De acordo com Foucault (1999), precisamos observar as relações existentes entre os

vários discursos, analisar os procedimentos que organizam, transformam e redistribuem o

discurso. O discurso é um conjunto de enunciados que não é uma estrutura, mas

é uma função de existência que pertence, exclusivamente, aos signos, e a

partir da qual se pode decidir, em seguida, pela análise ou pela intuição, se

eles "fazem sentido" ou não, segundo que regra se sucedem ou se

justapõem, de que são signos, e que espécie de ato se encontra realizado

por sua formulação (oral ou escrita) (FOUCAULT, 1999, p. 98).

Pormenorizando as circunstâncias que definem a função enunciativa, Foucault (2008)

afirma que para reconhecermos, na análise, o enunciado, este precisa vir atrelado à “série”
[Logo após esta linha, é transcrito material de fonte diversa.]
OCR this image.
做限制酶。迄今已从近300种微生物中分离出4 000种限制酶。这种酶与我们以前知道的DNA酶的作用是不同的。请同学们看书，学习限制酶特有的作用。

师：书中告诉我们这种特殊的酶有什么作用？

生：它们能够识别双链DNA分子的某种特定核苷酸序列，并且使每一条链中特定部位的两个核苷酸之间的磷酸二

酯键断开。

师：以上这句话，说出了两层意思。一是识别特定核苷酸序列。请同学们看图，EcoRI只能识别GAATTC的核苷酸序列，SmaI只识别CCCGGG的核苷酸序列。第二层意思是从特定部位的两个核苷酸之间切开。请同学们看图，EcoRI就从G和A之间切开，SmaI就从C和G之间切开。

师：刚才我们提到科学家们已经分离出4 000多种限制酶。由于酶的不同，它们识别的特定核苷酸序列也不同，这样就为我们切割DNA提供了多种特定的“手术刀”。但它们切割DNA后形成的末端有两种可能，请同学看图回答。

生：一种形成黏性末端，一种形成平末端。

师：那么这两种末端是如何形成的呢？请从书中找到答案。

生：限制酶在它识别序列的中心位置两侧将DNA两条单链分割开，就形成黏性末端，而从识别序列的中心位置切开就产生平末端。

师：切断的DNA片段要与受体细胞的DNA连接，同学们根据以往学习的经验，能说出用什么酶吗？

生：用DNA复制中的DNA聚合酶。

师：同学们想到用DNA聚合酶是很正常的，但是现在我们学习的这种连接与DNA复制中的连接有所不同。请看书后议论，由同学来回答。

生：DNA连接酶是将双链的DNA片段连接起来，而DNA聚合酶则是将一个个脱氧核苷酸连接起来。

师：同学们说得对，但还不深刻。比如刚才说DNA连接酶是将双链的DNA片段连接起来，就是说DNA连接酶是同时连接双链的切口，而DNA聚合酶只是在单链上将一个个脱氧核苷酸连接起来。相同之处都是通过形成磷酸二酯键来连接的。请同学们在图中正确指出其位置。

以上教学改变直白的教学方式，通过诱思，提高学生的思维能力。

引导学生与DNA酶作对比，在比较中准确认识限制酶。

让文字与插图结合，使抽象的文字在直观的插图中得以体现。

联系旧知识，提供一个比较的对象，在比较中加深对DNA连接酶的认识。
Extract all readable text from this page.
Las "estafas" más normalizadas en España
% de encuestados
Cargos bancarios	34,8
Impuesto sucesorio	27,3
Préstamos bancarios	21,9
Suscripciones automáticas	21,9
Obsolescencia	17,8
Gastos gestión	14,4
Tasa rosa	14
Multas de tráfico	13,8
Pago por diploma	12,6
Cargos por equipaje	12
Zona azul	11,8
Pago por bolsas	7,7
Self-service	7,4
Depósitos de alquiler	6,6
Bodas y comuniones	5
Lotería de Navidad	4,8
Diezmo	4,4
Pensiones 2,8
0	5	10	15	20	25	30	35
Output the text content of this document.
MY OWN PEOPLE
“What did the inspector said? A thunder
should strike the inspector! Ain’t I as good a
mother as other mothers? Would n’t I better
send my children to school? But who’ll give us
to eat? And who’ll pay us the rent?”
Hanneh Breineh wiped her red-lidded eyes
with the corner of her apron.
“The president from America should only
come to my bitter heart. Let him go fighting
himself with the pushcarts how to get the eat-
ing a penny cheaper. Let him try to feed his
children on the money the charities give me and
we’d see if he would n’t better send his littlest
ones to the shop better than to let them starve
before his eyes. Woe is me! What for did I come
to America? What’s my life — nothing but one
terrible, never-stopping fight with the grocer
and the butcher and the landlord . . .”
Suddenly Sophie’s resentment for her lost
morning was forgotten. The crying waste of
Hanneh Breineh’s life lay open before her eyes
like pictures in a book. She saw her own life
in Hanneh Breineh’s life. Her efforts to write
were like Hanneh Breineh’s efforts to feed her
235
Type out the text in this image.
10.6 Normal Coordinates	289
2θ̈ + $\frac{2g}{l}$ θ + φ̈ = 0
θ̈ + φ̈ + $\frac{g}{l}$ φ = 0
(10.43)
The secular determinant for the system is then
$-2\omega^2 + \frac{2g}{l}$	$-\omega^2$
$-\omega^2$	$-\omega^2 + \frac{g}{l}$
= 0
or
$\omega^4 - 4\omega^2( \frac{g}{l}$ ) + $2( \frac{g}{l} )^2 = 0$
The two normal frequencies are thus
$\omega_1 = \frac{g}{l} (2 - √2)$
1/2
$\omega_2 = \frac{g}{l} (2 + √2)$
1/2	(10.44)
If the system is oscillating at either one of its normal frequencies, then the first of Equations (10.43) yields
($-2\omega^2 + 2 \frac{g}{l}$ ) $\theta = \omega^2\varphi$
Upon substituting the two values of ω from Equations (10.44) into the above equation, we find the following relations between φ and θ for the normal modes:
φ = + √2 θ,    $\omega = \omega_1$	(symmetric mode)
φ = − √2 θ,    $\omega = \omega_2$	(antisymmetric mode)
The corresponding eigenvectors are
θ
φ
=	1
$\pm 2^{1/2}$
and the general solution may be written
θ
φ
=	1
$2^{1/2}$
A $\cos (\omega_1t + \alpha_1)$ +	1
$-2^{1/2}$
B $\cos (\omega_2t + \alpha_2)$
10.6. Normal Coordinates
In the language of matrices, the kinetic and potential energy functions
(em que reiteradamente ele aparece); à “materialidade” (distinções entre palavra, imagens

fixas e em movimento, etc.); ao “campo associado” (quando se vê ou se lê que o enunciado

correlaciona-se, identifica-se, iguala-se a si mesmo, ainda que esteja em gêneros e/ou

tipologias textuais distintas, ou dentro de um mesmo texto); ao “sujeito” (quando se

observam distintos pronunciamentos de um sujeito ou de diferentes sujeitos orais, escritos,

imagéticos, porém com o mesmo “conteúdo” enunciativo).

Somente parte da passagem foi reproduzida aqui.